Other options are moving to a retirement home (where the financial arrangements are more complex and vary widely) or a retirement home (if you need inpatient care and for which you may be eligible for a government grant).
The guidelines state: “Anecdotically, those who decide to downsize or move to other accommodations such as old people’s homes often leave later than ideal.”
They also say that it is important to consider how your partner status can change: if you are currently in a partnership, what difference will it make to you if your partner dies? Would your plans to stay or move in your existing home change?
These are all good questions, and these conversations get harder and harder as you get older, so they are often thrown into the harsh basket. So there is no time like now to have the chat.
It is important to think about what you are doing with the time you have after you retire and the costs that are available to you.
The guidelines indicate that staying home and doing things like reading and gardening might not be expensive, but buying plants might.

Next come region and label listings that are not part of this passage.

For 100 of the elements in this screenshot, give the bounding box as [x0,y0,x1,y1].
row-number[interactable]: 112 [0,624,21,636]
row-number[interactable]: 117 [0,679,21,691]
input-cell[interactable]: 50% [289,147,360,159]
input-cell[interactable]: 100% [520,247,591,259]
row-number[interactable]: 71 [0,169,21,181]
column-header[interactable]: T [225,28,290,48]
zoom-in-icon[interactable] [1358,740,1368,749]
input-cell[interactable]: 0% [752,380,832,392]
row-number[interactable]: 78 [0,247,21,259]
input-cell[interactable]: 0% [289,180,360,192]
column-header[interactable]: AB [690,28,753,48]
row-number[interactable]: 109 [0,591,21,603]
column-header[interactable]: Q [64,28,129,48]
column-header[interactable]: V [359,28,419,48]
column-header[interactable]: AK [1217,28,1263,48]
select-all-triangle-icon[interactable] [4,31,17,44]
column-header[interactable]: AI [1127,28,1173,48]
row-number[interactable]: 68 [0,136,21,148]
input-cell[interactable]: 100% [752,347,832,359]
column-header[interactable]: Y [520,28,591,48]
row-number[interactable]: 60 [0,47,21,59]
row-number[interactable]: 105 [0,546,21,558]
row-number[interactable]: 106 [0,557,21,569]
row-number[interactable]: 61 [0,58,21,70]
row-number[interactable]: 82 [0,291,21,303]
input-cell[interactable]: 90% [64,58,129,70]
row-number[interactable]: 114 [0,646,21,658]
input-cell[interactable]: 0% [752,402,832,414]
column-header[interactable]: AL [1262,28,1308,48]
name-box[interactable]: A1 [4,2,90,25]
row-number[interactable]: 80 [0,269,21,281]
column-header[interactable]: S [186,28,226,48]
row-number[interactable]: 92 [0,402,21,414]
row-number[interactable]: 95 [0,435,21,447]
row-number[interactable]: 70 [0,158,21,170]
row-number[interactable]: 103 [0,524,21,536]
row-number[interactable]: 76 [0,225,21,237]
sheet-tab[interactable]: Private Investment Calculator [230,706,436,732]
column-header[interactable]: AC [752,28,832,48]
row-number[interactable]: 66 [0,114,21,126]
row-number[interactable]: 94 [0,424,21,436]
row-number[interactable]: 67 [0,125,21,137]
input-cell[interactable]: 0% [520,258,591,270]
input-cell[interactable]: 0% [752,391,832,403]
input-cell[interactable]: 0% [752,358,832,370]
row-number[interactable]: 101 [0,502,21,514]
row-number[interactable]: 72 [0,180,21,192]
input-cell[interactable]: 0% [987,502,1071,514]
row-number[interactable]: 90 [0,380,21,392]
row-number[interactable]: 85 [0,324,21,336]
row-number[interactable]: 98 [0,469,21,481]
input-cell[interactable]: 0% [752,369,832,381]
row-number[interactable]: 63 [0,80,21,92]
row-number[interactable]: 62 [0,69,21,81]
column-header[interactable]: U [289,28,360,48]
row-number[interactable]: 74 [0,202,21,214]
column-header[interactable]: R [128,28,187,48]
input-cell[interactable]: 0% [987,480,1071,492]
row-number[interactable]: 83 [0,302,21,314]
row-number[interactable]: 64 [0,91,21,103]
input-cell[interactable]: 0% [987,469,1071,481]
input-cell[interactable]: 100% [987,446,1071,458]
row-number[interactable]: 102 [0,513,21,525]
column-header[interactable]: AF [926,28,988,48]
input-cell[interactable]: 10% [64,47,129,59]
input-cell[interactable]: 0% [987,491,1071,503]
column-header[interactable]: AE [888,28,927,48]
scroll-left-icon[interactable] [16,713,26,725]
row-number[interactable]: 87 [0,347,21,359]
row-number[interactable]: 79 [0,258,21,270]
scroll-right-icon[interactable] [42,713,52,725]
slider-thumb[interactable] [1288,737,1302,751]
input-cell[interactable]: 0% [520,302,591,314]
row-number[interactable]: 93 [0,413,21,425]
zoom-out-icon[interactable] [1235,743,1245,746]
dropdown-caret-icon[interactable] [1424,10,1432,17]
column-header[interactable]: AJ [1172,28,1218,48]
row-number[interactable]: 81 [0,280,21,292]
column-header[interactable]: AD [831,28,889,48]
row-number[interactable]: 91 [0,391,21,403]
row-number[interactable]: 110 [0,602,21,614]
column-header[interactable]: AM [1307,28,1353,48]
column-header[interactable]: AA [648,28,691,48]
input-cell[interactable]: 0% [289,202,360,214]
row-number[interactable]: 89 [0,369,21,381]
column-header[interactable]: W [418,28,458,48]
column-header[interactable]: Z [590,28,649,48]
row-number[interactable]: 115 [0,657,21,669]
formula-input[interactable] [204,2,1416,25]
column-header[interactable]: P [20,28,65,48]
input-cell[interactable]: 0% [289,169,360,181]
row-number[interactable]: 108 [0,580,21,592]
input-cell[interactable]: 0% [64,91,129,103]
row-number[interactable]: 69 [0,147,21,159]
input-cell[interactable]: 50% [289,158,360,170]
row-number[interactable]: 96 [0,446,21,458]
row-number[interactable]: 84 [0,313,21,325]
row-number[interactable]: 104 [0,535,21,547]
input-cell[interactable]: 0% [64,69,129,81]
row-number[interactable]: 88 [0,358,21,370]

While volunteering in community organizations can come with a minimal cost, sometimes those costs can be higher than you expect. And most recreational activities incur costs, both for equipment and membership fees.
If you are planning to travel then do you need to think about financing the purchase of a motorhome or if you have family overseas do you need to factor in that trip?
These are all little extras that can add up for a reasonable price unless you schedule them early.
When looking at your pre-retirement expenses to think about how they will change when you retire, the important thing is how comfortably you can live.
Budgeting is the first and most obvious step, but things like the cost of life and health insurance, lifestyle and retirement planning should be considered to cover as many of the basics as possible so that you are not surprised.
Once you have that number as your goal, the next step is to figure out how to get there. Don’t be one of those who sleepwalked into retirement – start planning now and reassurance that your retirement is covered.
As always, it always makes sense to seek further advice, preferably from a professional.
In Part Three: A Case Study of Retirement Options for a 25 Year Old With a Salary of $ 50,000.